Michael went into his room and started up the computer, and then stepped away to fidget with an old toy on his dresser as it loaded. He logged onto the school’s website and his grades finally flashed on the screen. He felt his heart sink down to his stomach as the failing results loaded. Not one was above fifty percent. What the hell happened? At the start of this second sophomore year he fantasized about his redemption, but now those dreams were completely lost and he’d thrown away yet another chance.
It felt as though whatever he tried to do, he would be destined for failure for the rest of his miserable life. He knew he would be a dropout, living in this trailer, leaching off his family forever. He desired nothing more than to break out of this vicious cycle of false hope and disappointment, but there seemed to be only one other way out if not through. There’d be no failures, no Tucker or Papaw, and no pain.
As discreetly as he could he stepped out of his room and retrieved a bottle of painkillers from the medicine cabinet. He locked his bedroom door, sat on his mattress, and spun the cap. He slowly, hesitantly removed the lid and held it there in a fist when his focus shifted to the distant bangs of pots and pans, running water, and then the footsteps crossing the kitchen.
Meemaw was making dinner.
His appetite wasn’t what convinced him to reconsider, but the thought of her.

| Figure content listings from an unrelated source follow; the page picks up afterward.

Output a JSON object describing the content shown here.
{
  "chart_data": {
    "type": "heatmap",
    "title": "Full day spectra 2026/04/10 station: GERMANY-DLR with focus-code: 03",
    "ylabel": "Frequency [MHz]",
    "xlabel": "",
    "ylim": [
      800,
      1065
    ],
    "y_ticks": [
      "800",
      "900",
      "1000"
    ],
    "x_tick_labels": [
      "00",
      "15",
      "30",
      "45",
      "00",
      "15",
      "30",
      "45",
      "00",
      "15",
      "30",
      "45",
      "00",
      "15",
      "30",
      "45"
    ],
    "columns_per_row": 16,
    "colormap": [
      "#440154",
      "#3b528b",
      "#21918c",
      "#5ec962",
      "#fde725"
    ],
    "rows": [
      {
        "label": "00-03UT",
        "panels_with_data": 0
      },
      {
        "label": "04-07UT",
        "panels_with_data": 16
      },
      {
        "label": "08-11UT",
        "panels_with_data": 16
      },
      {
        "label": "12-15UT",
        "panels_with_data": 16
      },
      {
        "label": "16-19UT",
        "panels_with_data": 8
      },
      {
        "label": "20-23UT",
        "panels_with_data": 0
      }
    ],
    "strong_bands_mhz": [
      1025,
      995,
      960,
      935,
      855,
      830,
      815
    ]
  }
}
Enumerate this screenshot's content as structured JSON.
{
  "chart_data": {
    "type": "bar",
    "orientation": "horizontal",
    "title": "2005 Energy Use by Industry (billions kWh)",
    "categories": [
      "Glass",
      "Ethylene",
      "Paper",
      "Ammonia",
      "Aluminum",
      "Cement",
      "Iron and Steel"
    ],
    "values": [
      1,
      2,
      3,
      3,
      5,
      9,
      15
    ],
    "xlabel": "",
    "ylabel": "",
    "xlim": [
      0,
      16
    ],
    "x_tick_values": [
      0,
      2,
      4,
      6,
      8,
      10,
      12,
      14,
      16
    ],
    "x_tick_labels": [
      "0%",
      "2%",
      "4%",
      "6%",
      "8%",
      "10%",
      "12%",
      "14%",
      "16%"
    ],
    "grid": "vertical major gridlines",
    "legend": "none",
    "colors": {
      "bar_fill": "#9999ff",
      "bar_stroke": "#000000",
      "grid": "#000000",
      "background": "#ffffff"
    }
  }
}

Specifically, of her finding his dead body, of burying him, of never being the same. Acquainted with his own twisted variety of pain and suffering, he thought he could never inflict something so atrocious on her. So he put the lid back on the bottle and returned it to the medicine cabinet.
When he came back to lie in his bed, his thoughts kept bringing him back to that bottle. He felt obsessed with the fantasy. How the pills would feel overflowing from his open palm. How his mouth would run dry as he swallowed ten at a time. He didn’t know exactly what would happen, but he hoped he’d slip into a deep sleep before passing away. But then there was Meemaw coming in to wake him and realizing he’d turned into a corpse through the night. There was the never-ending guilt and sadness and mourning. He thought of Kyle, of how they’d struggle to explain it to him. He couldn’t do it to them. He felt cowardly and stupid, but he just couldn’t do it.
Michael didn’t feel hopeful or relieved that he had decided to give his miserable life another shot. All Michael thought was that nothing was resolved. More so, he had a sickening feeling that the worst of it had yet to be unraveled.